Münster . Wegen Einsturzgefahr muss das baufällige Gefängnis in Münster bis Freitagnachmittag geräumt werden. Am Mittwoch hat der Bau- und Liegenschaftsbetrieb (BLB) NRW das Mietverhältnis mit dem Justizministerium fristlos gekündigt, wie ein BLB-Sprecher und das Justizministerium bestätigten. Die 515 Häftlinge müssen in andere Anstalten verlegt werden.

"Spontanes Versagen der Statik"

Seit Donnerstagvormittag wird nun geräumt. Gegen 10.30 Uhr verließ der erste Bus mit Häftlingen die Justizvollzugsanstalt. Bis Freitagmittag sollen alle Insassen des Gefängnisses in andere Haftanstalten verlegt werden. Ausweichplätze gibt es unter anderem in Coesfeld und Krefeld.

"Es gibt für solche Fälle einen Notfallplan, der läuft jetzt an", hatte der Leiter der Justizvollzugsanstalt, Carsten Heim, zuvor gesagt.

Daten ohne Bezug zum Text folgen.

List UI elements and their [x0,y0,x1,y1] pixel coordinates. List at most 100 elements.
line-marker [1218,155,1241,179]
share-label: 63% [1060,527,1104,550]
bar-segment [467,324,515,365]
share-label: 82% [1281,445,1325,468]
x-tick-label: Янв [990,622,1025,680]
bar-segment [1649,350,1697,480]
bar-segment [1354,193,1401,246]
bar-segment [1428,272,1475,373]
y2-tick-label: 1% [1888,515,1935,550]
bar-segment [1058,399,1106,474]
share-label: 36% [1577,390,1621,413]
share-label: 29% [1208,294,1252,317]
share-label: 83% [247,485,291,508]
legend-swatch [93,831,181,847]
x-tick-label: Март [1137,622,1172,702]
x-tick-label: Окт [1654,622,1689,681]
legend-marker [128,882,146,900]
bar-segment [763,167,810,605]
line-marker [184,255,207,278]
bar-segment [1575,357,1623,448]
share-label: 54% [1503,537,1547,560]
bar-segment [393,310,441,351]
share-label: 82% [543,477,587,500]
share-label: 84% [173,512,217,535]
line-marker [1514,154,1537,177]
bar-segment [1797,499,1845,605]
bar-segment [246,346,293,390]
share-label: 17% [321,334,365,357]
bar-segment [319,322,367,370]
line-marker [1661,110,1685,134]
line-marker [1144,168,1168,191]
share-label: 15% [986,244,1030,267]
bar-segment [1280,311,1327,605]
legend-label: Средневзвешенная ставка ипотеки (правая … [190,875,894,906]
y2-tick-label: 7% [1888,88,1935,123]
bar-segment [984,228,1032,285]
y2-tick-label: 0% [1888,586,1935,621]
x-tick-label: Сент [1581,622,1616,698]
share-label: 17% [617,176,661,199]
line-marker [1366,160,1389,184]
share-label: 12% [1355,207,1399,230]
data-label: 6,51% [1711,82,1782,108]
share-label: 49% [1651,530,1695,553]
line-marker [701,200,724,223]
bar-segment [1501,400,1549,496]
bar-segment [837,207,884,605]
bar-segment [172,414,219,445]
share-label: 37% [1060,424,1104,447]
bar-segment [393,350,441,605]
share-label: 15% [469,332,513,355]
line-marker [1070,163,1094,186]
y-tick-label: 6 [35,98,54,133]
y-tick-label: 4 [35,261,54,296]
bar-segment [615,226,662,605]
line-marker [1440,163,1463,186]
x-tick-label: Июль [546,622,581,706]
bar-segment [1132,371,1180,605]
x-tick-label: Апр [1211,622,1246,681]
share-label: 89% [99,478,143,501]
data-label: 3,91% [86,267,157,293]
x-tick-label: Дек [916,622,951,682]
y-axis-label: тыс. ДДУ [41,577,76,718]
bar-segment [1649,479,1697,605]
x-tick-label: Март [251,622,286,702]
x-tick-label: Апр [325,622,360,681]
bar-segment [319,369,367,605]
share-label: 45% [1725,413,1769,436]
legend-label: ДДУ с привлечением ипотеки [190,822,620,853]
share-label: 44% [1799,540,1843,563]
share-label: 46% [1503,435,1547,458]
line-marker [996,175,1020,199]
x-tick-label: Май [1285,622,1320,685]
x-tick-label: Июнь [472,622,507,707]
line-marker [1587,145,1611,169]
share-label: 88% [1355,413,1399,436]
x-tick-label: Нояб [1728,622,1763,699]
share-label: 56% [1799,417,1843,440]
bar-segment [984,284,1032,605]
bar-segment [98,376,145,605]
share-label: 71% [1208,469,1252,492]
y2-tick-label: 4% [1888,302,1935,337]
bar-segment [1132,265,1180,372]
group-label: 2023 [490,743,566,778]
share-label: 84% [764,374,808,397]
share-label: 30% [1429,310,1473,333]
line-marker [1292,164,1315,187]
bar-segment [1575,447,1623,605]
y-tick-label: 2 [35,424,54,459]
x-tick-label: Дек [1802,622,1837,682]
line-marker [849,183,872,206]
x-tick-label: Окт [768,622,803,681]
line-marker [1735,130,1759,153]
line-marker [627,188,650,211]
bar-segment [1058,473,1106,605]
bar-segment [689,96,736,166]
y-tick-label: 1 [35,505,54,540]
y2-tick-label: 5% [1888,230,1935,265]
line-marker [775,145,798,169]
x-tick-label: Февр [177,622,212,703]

Zunächst hatte dass Onlineportal der "Westfälischen Nachrichten" über die Einsturzgefahr berichtet. "Ein aktuelles Gutachten sieht eine hohe Wahrscheinlichkeit für ein spontanes Versagen der Statik", begründete der BLB-Sprecher den Schritt. Teile des denkmalgeschützten Gebäudes mitten in der Stadt sind mehr als 160 Jahre alt. Es gehört damit zu den ältesten Gefängnissen in Deutschland.

Für das Justizministerium kam die Entscheidung dennoch überraschend: Zwar werde das Gebäude wegen Baufälligkeit seit Monaten mit Sensoren überwacht, noch in der vergangenen Woche habe jedoch kein akuter Handlungsbedarf bestanden, sagte Ministeriumssprecher Marcus Strunk.